This repo contains source code for "Formality Style Transfer with Hybrid Textual Annotations"
The software is built upon fairseq
, follow the instruction on this link for installation
The preprocessed data could be downloaded from this link.
To replicate our experiment on the GYAFC dataset, see the pipeline.sh
script for a working example.
The general usage is similar to fairseq
with the same syntax for arguments.
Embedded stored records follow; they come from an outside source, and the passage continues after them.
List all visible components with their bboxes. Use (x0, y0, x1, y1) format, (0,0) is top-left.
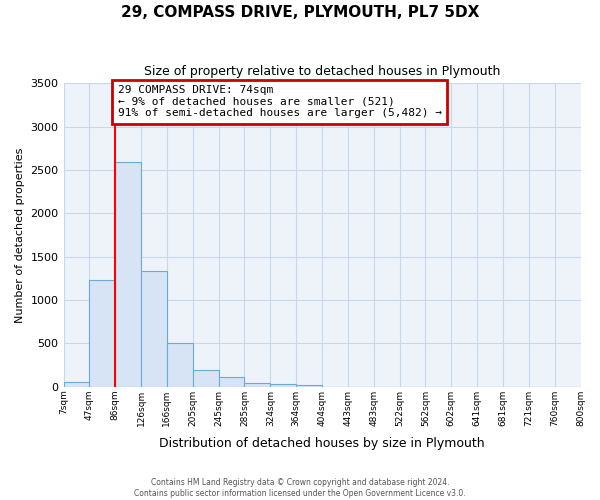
X-axis label: Distribution of detached houses by size in Plymouth: Distribution of detached houses by size … (159, 437, 485, 450)
Bar (167, 344, 193, 386)
Bar (193, 370, 218, 386)
Text: Contains HM Land Registry data © Crown copyright and database right 2024.
Contai: Contains HM Land Registry data © Crown c… (134, 478, 466, 498)
Title: Size of property relative to detached houses in Plymouth: Size of property relative to detached ho… (144, 65, 500, 78)
Bar (64, 382, 89, 386)
Text: 29 COMPASS DRIVE: 74sqm
← 9% of detached houses are smaller (521)
91% of semi-de: 29 COMPASS DRIVE: 74sqm ← 9% of detached… (118, 85, 442, 118)
Bar (115, 162, 141, 386)
Bar (141, 270, 167, 386)
Text: 29, COMPASS DRIVE, PLYMOUTH, PL7 5DX: 29, COMPASS DRIVE, PLYMOUTH, PL7 5DX (121, 5, 479, 20)
Bar (244, 383, 271, 386)
Bar (218, 377, 244, 386)
Y-axis label: Number of detached properties: Number of detached properties (15, 148, 25, 322)
Bar (89, 280, 115, 386)
Bar (271, 384, 296, 386)
Bar (296, 385, 322, 386)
The only difference is to make sure the --task
is style-transfer and arch
is sty-transformer.
Training with supervised paired data: train.py
usage: train.py [-h] DIR
--task style_transfer
--arch sty_transformer [--criterion CRIT] [--max-epoch N]
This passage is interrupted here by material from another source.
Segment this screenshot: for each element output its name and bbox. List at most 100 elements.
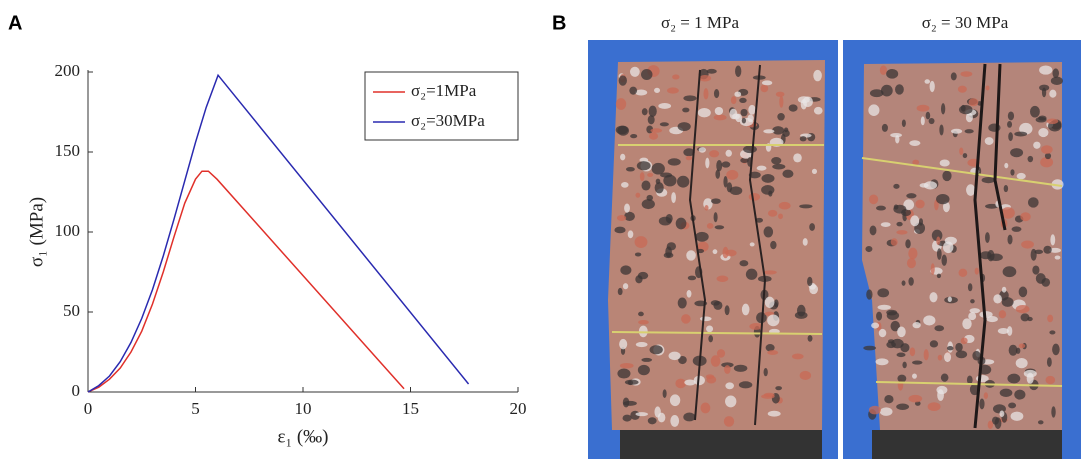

[--max-update N] [--clip-norm NORM] [--sentence-avg]
[--mt-loss-weight] [--classify-loss-weight]
[--self-recon-loss-weight] [--cycle-recon-loss-weight]
[--max-source-positions] [--max-target-positions]
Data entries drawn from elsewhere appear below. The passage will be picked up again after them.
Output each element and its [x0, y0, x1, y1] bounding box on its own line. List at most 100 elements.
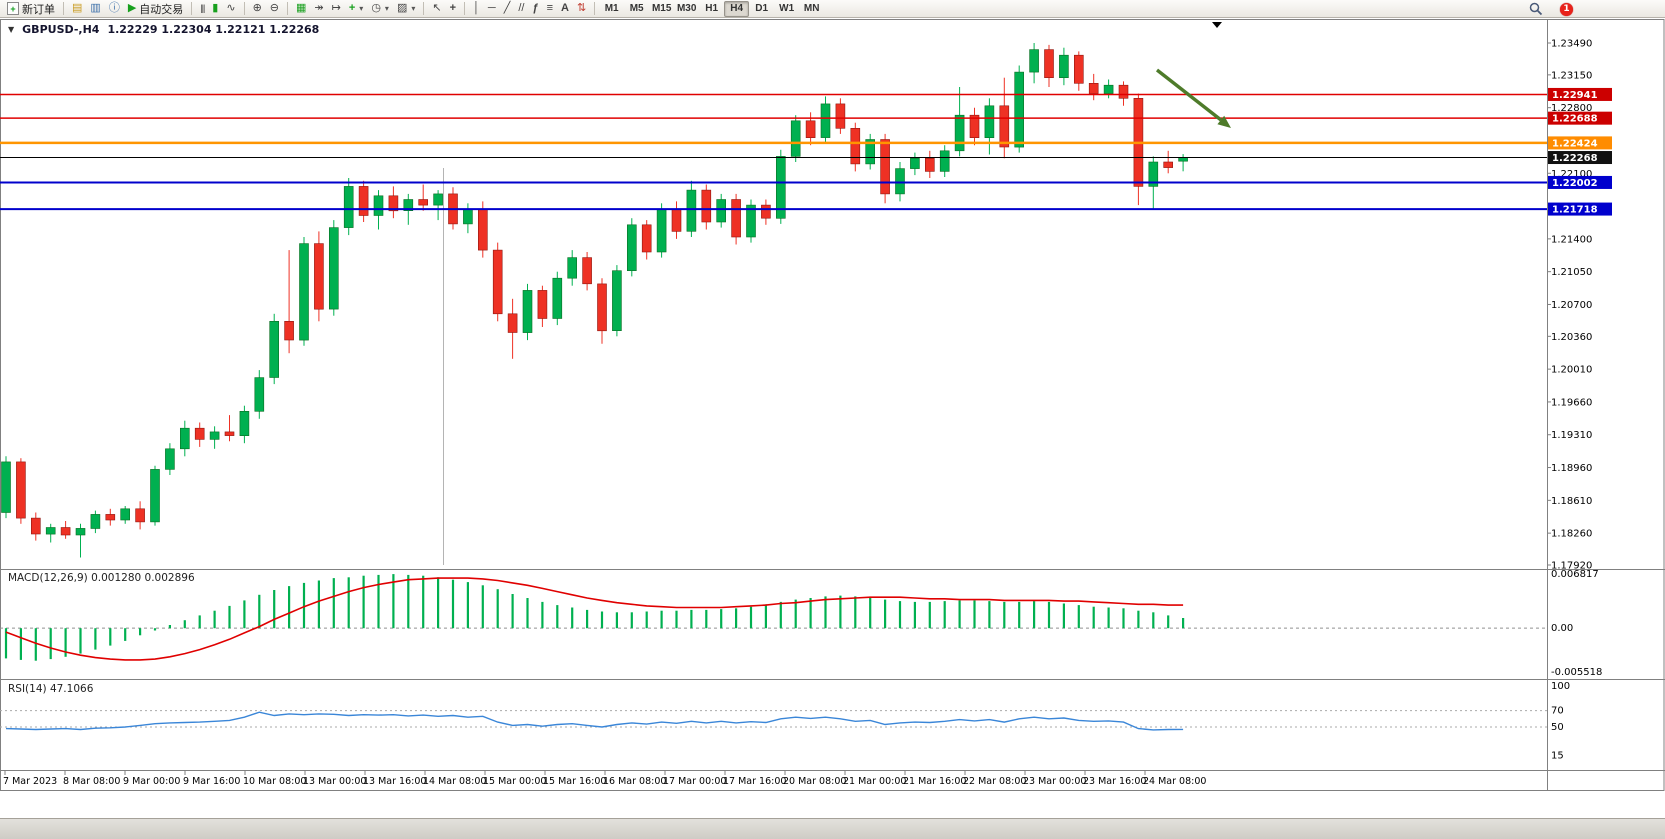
candle-body: [180, 427, 190, 450]
candle-body: [507, 313, 518, 333]
time-label: 9 Mar 16:00: [183, 776, 240, 787]
price-tick-label: 1.23490: [1551, 39, 1592, 50]
candle-body: [120, 508, 130, 521]
info-icon: ⓘ: [108, 2, 120, 14]
line-chart-button[interactable]: ∿: [222, 1, 239, 17]
navigator-button[interactable]: ▥: [86, 1, 104, 17]
indicators-button[interactable]: + ▾: [345, 1, 367, 17]
trend-arrow[interactable]: [1155, 68, 1223, 122]
auto-scroll-button[interactable]: ↠: [310, 1, 327, 17]
fibonacci-button[interactable]: ƒ: [528, 1, 542, 17]
time-label: 17 Mar 16:00: [723, 776, 786, 787]
candle-body: [1178, 157, 1188, 162]
line-chart-icon: ∿: [226, 2, 236, 14]
market-watch-button[interactable]: ▤: [68, 1, 86, 17]
candle-body: [775, 156, 786, 219]
chart-shift-button[interactable]: ↦: [328, 1, 345, 17]
price-tick-label: 1.22800: [1551, 103, 1592, 114]
timeframe-d1-button[interactable]: D1: [749, 1, 774, 17]
search-button[interactable]: [1529, 2, 1543, 16]
drawing-lines-button[interactable]: ≡: [543, 1, 557, 17]
new-order-button[interactable]: + 新订单: [3, 1, 59, 17]
text-tool-button[interactable]: A: [557, 1, 573, 17]
price-level-badge: [1548, 175, 1612, 189]
periods-button[interactable]: ◷ ▾: [367, 1, 393, 17]
price-axis: 1.23490 1.23150 1.22800 1.22100 1.21400 1.210…: [1547, 39, 1592, 571]
tile-windows-icon: ▦: [296, 2, 307, 14]
candle-body: [1163, 161, 1173, 168]
toolbar-separator: [191, 2, 193, 15]
candle-body: [597, 283, 607, 332]
timeframe-h4-button[interactable]: H4: [724, 0, 750, 17]
candle-body: [75, 528, 86, 536]
candle-body: [343, 186, 354, 228]
time-label: 14 Mar 08:00: [423, 776, 486, 787]
crosshair-button[interactable]: +: [446, 1, 460, 17]
candle-body: [328, 227, 339, 310]
candle-body: [358, 186, 369, 216]
timeframe-w1-button[interactable]: W1: [774, 1, 799, 17]
timeframe-m15-button[interactable]: M15: [649, 1, 674, 17]
tile-windows-button[interactable]: ▦: [292, 1, 310, 17]
timeframe-mn-button[interactable]: MN: [799, 1, 824, 17]
candle-body: [924, 158, 935, 172]
autotrading-label: 自动交易: [139, 3, 184, 16]
candle-body: [314, 243, 324, 310]
chart-shift-icon: ↦: [331, 2, 341, 14]
candle-body: [641, 224, 652, 253]
auto-scroll-icon: ↠: [314, 2, 324, 14]
price-level-badge-label: 1.22268: [1552, 153, 1598, 164]
rsi-indicator-label: RSI(14) 47.1066: [8, 683, 94, 695]
arrows-tool-button[interactable]: ⇅: [573, 1, 590, 17]
candle-body: [105, 514, 116, 521]
candle-body: [895, 168, 905, 195]
candlestick-chart-button[interactable]: ▮: [208, 1, 222, 17]
price-tick-label: 1.18260: [1551, 529, 1592, 540]
vertical-line-button[interactable]: │: [469, 1, 484, 17]
price-tick-label: 1.20700: [1551, 300, 1592, 311]
candle-body: [16, 461, 26, 519]
candle-body: [1103, 84, 1114, 94]
fibonacci-icon: ƒ: [532, 2, 539, 14]
chevron-down-icon: ▾: [411, 4, 416, 13]
candle-body: [835, 103, 846, 129]
candle-body: [701, 189, 712, 223]
templates-button[interactable]: ▨ ▾: [393, 1, 419, 17]
cursor-icon: ↖: [432, 2, 442, 14]
candle-body: [90, 514, 101, 529]
zoom-in-button[interactable]: ⊕: [249, 1, 266, 17]
candle-body: [1088, 83, 1099, 94]
trendline-button[interactable]: ╱: [500, 1, 515, 17]
macd-scale-label: 0.00: [1551, 623, 1573, 634]
macd-histogram: [4, 574, 1185, 661]
channel-button[interactable]: //: [514, 1, 528, 17]
candle-body: [433, 193, 443, 206]
candle-body: [45, 527, 56, 535]
cursor-button[interactable]: ↖: [428, 1, 445, 17]
candle-body: [150, 469, 160, 523]
terminal-button[interactable]: ⓘ: [105, 1, 124, 17]
zoom-out-button[interactable]: ⊖: [266, 1, 283, 17]
rsi-scale-label: 15: [1551, 751, 1564, 762]
bar-chart-button[interactable]: |||: [196, 1, 208, 17]
autotrading-button[interactable]: ▶ 自动交易: [124, 1, 187, 17]
horizontal-line-button[interactable]: ─: [484, 1, 500, 17]
timeframe-m30-button[interactable]: M30: [674, 1, 699, 17]
timeframe-h1-button[interactable]: H1: [699, 1, 724, 17]
timeframe-m1-button[interactable]: M1: [599, 1, 624, 17]
candle-body: [403, 199, 414, 211]
trend-arrow-head[interactable]: [1217, 115, 1231, 128]
candle-body: [284, 320, 294, 341]
timeframe-m5-button[interactable]: M5: [624, 1, 649, 17]
price-level-badge-label: 1.22424: [1552, 138, 1598, 149]
vertical-line-icon: │: [473, 2, 480, 14]
chart-shift-marker[interactable]: [1212, 22, 1222, 28]
market-watch-icon: ▤: [72, 2, 83, 14]
candle-body: [1074, 54, 1084, 84]
candle-body: [463, 208, 473, 225]
candle-body: [209, 431, 220, 440]
notification-badge[interactable]: 1: [1560, 2, 1573, 16]
chart-canvas[interactable]: 1.23490 1.23150 1.22800 1.22100 1.21400 1.210…: [0, 18, 1665, 818]
collapse-icon[interactable]: ▼: [8, 25, 15, 34]
price-tick-label: 1.21400: [1551, 234, 1592, 245]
[--encoder-embed-dim] [--encoder-ffn-embed-dim]
[--decoder-embed-dim] [--decoder-ffn-embed-dim]
[--encoder-attention-heads] [--decoder-attention-heads]
[--encoder-layers] [--decoder-layers]
[--optimizer OPT] [--lr LR_1,LR_2,...,LR_N]
[--momentum M] [--weight-decay WD]
[--lr-scheduler LR_SCHEDULER] [--lr-shrink LS] [--min-lr LR]
[--save-dir DIR]
[--restore-file RESTORE_FILE] [--save-interval N]
[--save-interval-updates N] [--keep-interval-updates N]
[--no-save] [--no-epoch-checkpoints] [--validate-interval N]
Generate with trained model: generate.py
usage: generate.py [-h] DIR
--task style_transfer
[--no-progress-bar] [--log-interval N]
[--remove-bpe [REMOVE_BPE]] [--beam N]
[--nbest N]
[--output-path OUTPUT_PATH]